These days, getting the work is not as big a challenge as getting the right work. Here are six ways to market your construction business so you get the projects you want.
Focus on What You Want
It surely sounds like common sense to know what you want before heading out to get it. However, in the world of business, it's not unusual for companies to be operating without a business plan. You don't want to spend too much time fielding calls from people looking to have a deck built when you don't build decks. If you don't know what type of building you want to do, then you'll be left taking whatever comes along.
Instead, define the types of projects you want and aim your marketing and sales efforts at those. If you're after single-family remodels, then spell that out in your ads, your website, and your customer-facing materials. Try adding a tagline to your logo that says what you do and expand on it.
Integrate Marketing into Your Daily Activities
For many construction businesses, marketing is an afterthought. It's what happens when you've got nothing lined up. But that type of marketing creates the wave effect; business goes up and goes down before going up again. It's really hard to manage overhead when you're on a roller coaster.
Spend some time on marketing every day.
Spend some time on marketing every day. Whether you drive around and introduce yourself on jobs underway, or you touch base with former customers, the time you spend marketing every day will help take the highs and lows out of your schedule.
Ask Customers to Refer You
Construction is still largely driven by word of mouth. This is most true for commercial, industrial and corporate. However, residential holds a special place in word of mouth referrals—people are cautious about referring to family and friends. That’s why such referrals are even more valuable.
One of the best ways to get referrals is to ask for them. After you've finished the project and taken care of all the customer's concerns, ask them if they know anybody who could benefit from your work. Give them some business cards to pass out when they hear of someone looking for what you do.
Construction is becoming a commodity, especially in the homeowner market. For better or worse, consumers have access to so much information about construction, they think they know a lot about it. Problem is, not all the information they're getting is accurate or realistic.
Invite potential customers to one of your job sites to observe a facet of the project.
Their curiosity about the processes and the materials available means they're interested in what you know. Invite potential customers to one of your job sites to observe a facet of the project. Not only will they learn first hand about construction realities, but they'll also see your expertise on display.
You can use a similar tactic for commercial, industrial and corporate clients.
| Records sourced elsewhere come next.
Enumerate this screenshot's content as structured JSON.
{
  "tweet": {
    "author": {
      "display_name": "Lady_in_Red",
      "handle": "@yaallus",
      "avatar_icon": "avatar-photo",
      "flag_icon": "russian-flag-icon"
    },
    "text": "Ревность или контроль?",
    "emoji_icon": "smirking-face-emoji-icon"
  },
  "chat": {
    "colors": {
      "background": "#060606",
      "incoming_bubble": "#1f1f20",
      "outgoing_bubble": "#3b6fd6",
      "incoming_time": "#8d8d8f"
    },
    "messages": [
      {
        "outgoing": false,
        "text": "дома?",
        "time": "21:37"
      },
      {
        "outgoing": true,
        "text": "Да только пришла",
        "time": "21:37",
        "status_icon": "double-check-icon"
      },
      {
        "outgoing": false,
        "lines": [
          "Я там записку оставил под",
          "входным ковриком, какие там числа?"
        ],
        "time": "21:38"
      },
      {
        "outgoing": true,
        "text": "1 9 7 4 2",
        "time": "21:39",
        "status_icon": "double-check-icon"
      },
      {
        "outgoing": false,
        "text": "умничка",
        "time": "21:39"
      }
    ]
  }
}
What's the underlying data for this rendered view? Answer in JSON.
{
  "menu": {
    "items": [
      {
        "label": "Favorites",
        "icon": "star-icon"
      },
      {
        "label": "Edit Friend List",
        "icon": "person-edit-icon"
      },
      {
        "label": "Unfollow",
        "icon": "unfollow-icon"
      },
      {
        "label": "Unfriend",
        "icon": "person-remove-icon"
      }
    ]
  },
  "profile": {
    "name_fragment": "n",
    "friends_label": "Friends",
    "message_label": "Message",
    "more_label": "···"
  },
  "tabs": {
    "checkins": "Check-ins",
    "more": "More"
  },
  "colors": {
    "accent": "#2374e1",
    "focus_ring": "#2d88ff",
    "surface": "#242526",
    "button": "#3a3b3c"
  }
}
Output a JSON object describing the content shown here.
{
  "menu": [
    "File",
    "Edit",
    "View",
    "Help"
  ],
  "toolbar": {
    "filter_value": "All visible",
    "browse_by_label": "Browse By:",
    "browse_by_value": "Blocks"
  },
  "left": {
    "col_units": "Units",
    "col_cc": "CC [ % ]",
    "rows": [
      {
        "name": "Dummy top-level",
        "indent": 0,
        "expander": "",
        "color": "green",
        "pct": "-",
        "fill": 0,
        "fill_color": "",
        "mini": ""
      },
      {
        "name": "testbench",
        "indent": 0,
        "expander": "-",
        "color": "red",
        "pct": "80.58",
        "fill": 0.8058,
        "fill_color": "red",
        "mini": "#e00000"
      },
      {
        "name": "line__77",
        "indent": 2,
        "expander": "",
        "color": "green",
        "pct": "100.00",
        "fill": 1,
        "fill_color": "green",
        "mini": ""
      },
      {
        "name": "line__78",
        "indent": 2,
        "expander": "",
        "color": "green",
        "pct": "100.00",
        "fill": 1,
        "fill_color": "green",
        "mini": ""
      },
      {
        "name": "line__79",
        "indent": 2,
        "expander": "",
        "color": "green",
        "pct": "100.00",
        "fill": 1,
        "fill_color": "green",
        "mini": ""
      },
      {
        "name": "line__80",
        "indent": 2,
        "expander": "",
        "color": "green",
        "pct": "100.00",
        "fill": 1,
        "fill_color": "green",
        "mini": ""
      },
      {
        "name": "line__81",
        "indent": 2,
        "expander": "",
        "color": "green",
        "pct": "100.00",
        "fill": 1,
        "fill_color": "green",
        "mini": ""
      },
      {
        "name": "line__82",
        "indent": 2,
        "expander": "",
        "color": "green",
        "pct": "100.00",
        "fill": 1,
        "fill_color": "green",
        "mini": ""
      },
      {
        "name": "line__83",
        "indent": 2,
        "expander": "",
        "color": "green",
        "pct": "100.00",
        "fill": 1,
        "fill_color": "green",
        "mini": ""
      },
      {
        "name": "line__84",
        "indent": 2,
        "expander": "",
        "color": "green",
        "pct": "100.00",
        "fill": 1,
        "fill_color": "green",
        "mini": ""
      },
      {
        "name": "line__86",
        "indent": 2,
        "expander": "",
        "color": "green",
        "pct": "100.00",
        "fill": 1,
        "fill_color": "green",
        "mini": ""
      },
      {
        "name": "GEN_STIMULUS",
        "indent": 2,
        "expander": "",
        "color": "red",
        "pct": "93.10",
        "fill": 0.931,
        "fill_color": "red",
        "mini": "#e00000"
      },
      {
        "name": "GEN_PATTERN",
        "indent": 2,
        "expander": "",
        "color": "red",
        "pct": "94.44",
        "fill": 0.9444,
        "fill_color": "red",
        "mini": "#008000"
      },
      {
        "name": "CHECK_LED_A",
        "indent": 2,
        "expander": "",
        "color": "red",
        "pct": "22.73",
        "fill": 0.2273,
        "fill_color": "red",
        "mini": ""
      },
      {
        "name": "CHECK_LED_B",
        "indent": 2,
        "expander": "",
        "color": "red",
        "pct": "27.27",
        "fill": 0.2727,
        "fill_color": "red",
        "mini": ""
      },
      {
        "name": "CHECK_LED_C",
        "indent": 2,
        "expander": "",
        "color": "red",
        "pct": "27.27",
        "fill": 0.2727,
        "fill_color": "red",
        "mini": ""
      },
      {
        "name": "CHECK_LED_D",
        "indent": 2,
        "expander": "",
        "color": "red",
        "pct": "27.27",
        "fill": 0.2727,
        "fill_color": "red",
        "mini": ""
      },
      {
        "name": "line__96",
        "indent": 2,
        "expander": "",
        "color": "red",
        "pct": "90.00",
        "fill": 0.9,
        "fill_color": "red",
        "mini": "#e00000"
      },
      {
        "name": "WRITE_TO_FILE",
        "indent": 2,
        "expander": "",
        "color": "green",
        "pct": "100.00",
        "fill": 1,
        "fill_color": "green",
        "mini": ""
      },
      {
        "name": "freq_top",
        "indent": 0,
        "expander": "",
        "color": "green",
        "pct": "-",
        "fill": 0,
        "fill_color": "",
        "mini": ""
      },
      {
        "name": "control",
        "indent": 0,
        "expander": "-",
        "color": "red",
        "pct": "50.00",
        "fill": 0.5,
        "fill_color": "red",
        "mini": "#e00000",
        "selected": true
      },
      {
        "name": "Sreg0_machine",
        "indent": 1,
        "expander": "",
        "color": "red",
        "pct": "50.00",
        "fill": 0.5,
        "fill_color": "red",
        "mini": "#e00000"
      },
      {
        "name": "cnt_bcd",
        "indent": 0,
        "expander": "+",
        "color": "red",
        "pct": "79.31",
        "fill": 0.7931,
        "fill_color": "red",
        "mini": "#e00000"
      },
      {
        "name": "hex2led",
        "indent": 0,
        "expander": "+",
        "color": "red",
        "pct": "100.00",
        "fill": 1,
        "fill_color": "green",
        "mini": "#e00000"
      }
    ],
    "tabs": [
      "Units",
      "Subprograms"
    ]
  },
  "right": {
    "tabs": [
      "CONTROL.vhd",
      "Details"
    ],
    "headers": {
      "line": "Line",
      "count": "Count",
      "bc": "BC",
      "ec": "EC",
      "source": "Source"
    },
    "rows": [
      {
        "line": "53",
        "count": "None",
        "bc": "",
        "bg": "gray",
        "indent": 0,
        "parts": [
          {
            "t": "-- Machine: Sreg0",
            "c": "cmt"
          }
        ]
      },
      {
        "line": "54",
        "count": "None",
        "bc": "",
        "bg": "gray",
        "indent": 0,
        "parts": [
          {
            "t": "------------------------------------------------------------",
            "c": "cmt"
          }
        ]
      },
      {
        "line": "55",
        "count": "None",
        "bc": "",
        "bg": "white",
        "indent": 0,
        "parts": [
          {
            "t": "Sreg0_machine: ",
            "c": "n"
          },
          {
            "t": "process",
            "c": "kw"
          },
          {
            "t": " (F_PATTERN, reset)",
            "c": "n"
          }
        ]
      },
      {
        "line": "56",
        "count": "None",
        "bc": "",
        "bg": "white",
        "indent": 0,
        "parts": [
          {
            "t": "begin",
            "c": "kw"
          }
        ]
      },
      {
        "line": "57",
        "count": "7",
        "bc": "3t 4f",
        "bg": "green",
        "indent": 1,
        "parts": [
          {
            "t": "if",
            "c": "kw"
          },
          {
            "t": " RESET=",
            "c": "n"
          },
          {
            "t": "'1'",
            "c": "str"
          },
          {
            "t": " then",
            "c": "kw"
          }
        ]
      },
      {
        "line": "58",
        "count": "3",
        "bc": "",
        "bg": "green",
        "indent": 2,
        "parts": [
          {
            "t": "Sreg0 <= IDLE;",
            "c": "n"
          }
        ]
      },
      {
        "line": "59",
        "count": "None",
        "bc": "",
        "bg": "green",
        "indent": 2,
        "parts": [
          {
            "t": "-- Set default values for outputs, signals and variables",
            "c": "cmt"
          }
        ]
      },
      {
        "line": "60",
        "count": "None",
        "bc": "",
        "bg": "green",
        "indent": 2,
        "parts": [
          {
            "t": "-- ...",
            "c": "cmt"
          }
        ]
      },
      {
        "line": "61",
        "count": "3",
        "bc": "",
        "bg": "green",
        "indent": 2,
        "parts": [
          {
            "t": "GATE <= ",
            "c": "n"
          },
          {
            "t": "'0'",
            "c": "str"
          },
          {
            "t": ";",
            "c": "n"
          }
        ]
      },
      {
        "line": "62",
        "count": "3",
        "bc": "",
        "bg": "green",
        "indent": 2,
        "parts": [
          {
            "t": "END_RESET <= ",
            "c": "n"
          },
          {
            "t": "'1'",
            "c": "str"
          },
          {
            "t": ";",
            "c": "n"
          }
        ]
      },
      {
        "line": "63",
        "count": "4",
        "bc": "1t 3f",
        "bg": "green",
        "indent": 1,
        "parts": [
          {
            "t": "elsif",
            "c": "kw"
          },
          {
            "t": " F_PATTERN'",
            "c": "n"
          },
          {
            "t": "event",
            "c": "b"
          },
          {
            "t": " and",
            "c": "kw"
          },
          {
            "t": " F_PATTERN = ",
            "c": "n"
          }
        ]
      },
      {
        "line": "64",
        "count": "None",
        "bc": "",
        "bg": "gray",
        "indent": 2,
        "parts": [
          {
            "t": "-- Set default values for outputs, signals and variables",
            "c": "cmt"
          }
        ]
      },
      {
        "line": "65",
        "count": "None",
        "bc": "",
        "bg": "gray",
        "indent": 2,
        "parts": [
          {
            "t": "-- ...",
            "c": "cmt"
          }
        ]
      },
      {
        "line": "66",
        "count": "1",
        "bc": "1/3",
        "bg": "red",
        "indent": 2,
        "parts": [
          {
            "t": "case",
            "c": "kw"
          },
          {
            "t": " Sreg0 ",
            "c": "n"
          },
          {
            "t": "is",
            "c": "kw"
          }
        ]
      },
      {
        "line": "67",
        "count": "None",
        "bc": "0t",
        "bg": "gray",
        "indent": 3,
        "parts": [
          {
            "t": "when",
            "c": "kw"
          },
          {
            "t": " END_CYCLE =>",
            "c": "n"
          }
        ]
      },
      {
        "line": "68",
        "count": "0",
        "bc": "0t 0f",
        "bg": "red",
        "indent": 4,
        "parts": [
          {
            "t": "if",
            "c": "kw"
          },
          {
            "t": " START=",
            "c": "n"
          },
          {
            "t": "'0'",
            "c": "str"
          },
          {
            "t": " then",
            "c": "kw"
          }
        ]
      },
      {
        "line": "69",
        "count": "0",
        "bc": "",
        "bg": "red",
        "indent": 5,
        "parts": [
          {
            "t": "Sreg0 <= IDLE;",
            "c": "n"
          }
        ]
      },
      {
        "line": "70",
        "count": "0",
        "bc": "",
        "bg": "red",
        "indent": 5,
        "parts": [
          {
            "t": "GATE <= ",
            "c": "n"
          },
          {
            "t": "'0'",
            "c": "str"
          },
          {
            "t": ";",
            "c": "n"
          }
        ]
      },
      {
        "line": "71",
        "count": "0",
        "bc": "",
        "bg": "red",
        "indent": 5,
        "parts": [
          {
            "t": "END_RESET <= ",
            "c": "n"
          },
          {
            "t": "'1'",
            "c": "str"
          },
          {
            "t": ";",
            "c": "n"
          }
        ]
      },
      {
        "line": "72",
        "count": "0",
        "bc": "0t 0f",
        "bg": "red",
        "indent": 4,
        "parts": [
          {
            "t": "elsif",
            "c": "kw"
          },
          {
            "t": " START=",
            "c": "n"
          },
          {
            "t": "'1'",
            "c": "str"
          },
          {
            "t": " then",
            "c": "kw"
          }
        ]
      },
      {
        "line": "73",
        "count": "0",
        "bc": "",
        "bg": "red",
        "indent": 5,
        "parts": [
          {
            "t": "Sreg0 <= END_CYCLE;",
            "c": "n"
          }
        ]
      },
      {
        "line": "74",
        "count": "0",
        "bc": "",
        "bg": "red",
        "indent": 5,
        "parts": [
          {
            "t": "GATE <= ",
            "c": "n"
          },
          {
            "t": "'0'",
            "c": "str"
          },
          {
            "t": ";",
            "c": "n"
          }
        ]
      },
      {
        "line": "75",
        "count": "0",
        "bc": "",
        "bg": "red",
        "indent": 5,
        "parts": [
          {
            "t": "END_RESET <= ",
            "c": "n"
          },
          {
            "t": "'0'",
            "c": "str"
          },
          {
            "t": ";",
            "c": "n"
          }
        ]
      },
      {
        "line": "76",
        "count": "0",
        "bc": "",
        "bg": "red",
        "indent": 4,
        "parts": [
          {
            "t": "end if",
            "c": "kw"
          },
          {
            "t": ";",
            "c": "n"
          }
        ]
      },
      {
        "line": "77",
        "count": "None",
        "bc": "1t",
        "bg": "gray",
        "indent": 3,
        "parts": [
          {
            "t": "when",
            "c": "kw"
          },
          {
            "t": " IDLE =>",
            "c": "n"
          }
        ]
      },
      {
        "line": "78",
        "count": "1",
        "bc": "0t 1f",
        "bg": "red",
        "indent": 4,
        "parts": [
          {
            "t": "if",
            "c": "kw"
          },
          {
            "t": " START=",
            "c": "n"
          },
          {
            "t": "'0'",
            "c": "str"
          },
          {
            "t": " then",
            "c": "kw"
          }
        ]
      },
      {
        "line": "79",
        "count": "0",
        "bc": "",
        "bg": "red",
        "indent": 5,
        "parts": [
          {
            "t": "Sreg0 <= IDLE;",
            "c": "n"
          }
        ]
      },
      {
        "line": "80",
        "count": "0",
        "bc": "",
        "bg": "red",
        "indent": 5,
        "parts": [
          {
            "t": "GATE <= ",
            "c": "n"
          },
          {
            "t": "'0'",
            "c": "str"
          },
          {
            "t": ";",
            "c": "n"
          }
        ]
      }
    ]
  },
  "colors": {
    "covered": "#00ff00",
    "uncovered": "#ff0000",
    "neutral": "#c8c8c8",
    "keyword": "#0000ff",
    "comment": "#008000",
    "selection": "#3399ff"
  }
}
Use a lunch to show how you tackle a specific challenge or to showcase your methods.
How many times have you driven by a construction site and wondered what was being built and by whom? Contractors are just as nosey as anybody else, especially when it comes to projects in their own territories.
You miss out on an excellent advertising opportunity when you neglect to pop up a sign telling what the project is, who's financing and who's doing the building. It's rare an owner of a commercial project who doesn't want people to know they'll have space for rent. And, few retailers will pass up the chance to let the public know they'll be open for business.
Project signs are also a way to get your name out among subs, other owners, and developers.
Create a Marketing Loop
Use the power of your construction relationships to create a marketing loop in which everybody shares. Your subs, your partners, your suppliers, your banker, your former customers and you operate in a huge loop of activity. Each party feeds off the others in a synergistic fashion that somehow creates value for all. The value created might be different at different levels, but it's there. Otherwise, people wouldn't stay in the relationship.
When you refer the companies and people who help you succeed in business, you create instances of goodwill.
When you refer the companies and people who help you succeed in business, you create instances of goodwill. Most people will reciprocate. That puts the power of many to work for you in marketing your business. The more you spread the good word about them, the more it comes back to you in opportunities.
Last but not least—a major aspect of marketing is the lead response system. All the best marketing strategies will be useless if you don't identify and follow up the leads your marketing generates. You have to sort them to make sure you follow up first on leads that meet your customer criteria.
Nevertheless, other leads also have value. Even if they aren't looking for what you provide, they might know someone who is or who might. Courtesy and timeliness in following up on leads will pay off in greater ways then you can imagine.